A crucial requirement is the ability to reliably downscale the mean, variability and extremes of
climate data, while preserving their spatial and temporal correlations.
Several machine learning-based approaches have been proposed so far to perform such task by
extracting non-linear relationships between local-scale variables and large-scale atmospheric
predictors and they could outperform more traditional statistical methods. In recent years, deep
learning has gained particular interest in geoscientific studies and climate science as a promising
tool to improve climate downscaling thanks to its greater ability to extract high-level features from
large datasets using complex hierarchical architectures. However, the proper network architecture
is highly dependent on the target variable, time and spatial resolution, as well as application
purposes and target domain.
This contribution presents a Deep Convolutional Encoder-Decoder Network (DCEDN) architecture
which was implemented and evaluated for the first time over Trentino-South Tyrol in the Eastern
Italian Alps to derive 1-km climate fields of daily temperature and precipitation from ERA-5
reanalysis.
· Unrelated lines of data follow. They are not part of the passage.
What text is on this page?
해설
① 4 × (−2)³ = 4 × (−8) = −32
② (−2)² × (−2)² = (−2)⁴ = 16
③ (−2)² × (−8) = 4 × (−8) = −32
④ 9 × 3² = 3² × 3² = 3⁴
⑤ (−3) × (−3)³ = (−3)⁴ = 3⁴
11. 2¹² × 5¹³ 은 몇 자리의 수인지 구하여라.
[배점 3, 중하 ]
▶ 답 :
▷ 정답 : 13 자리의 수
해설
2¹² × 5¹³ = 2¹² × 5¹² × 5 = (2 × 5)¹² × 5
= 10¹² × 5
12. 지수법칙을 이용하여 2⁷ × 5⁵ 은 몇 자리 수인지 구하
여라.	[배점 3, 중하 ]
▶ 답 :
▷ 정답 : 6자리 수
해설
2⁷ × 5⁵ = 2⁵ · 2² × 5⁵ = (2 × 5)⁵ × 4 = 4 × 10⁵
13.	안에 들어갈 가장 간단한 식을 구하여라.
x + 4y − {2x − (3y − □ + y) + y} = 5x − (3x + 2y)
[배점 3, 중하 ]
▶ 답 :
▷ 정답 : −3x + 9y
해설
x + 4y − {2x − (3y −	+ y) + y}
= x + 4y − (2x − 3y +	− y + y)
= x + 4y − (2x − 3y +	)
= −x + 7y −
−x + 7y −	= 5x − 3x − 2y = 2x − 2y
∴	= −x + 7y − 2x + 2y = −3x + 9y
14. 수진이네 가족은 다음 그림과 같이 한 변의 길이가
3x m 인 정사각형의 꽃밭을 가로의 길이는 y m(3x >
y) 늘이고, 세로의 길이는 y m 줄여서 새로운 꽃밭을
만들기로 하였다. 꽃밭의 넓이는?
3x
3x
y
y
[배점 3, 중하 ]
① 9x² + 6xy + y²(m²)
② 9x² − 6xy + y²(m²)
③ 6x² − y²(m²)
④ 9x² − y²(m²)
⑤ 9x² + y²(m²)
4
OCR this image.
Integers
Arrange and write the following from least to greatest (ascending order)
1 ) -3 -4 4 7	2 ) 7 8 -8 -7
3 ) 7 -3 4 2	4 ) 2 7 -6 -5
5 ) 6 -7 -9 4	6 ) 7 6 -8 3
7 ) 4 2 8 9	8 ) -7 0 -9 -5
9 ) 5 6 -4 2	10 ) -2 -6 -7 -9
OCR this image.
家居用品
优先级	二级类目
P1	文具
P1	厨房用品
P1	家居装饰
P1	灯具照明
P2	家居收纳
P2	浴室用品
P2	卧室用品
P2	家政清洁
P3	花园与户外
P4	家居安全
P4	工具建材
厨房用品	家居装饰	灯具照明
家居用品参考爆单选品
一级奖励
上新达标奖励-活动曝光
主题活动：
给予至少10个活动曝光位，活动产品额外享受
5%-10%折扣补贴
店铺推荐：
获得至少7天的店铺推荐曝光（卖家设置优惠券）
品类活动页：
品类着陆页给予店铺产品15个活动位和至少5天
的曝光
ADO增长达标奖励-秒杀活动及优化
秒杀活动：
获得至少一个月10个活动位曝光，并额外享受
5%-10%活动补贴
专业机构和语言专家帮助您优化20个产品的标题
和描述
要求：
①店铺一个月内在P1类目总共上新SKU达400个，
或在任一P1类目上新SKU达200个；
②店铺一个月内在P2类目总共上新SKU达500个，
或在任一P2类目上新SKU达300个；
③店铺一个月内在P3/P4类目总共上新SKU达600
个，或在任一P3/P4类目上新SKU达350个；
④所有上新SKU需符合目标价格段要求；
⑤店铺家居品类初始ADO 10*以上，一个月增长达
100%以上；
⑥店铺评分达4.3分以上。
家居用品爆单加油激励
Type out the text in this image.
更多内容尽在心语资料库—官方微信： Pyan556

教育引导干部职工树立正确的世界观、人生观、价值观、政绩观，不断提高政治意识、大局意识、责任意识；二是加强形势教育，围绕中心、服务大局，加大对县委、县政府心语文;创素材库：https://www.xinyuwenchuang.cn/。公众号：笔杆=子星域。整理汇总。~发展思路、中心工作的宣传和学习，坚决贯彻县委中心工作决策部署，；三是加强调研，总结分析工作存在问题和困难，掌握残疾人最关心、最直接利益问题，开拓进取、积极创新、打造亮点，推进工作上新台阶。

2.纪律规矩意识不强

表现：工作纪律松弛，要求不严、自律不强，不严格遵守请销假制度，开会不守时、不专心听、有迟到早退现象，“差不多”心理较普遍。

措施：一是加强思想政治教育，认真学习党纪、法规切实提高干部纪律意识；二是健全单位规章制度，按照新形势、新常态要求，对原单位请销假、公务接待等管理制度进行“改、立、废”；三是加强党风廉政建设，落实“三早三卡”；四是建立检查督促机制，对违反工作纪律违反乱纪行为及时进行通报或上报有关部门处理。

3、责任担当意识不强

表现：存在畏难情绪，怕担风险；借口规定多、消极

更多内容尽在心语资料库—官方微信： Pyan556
We will show that in-depth optimization of hyper-parameters, loss function choice and
sensitivity analyses are essential preliminary steps to derive an effective architecture and enhance
the interpretability of results and of their variability. The validation of downscaled fields of both
temperature and precipitation confirmed the improved representation of local features for both
mean and extreme values, even though lower performances were obtained for precipitation in
reproducing small-scale spatial features. In all cases, DCEDN was found to outperform classical
schemes based on linear regression and the bias adjustment procedures used as benchmarks. We
will discuss in detail the advantages and recommendations for the integration of DCEDN as an
efficient post-processing block in climate data simulations supporting local-scale studies. The
model constraints in feature extraction, especially for precipitation, over the limited extent of the
study domain will also be explained along with potential future developments of such type of
networks for improved climate science applications.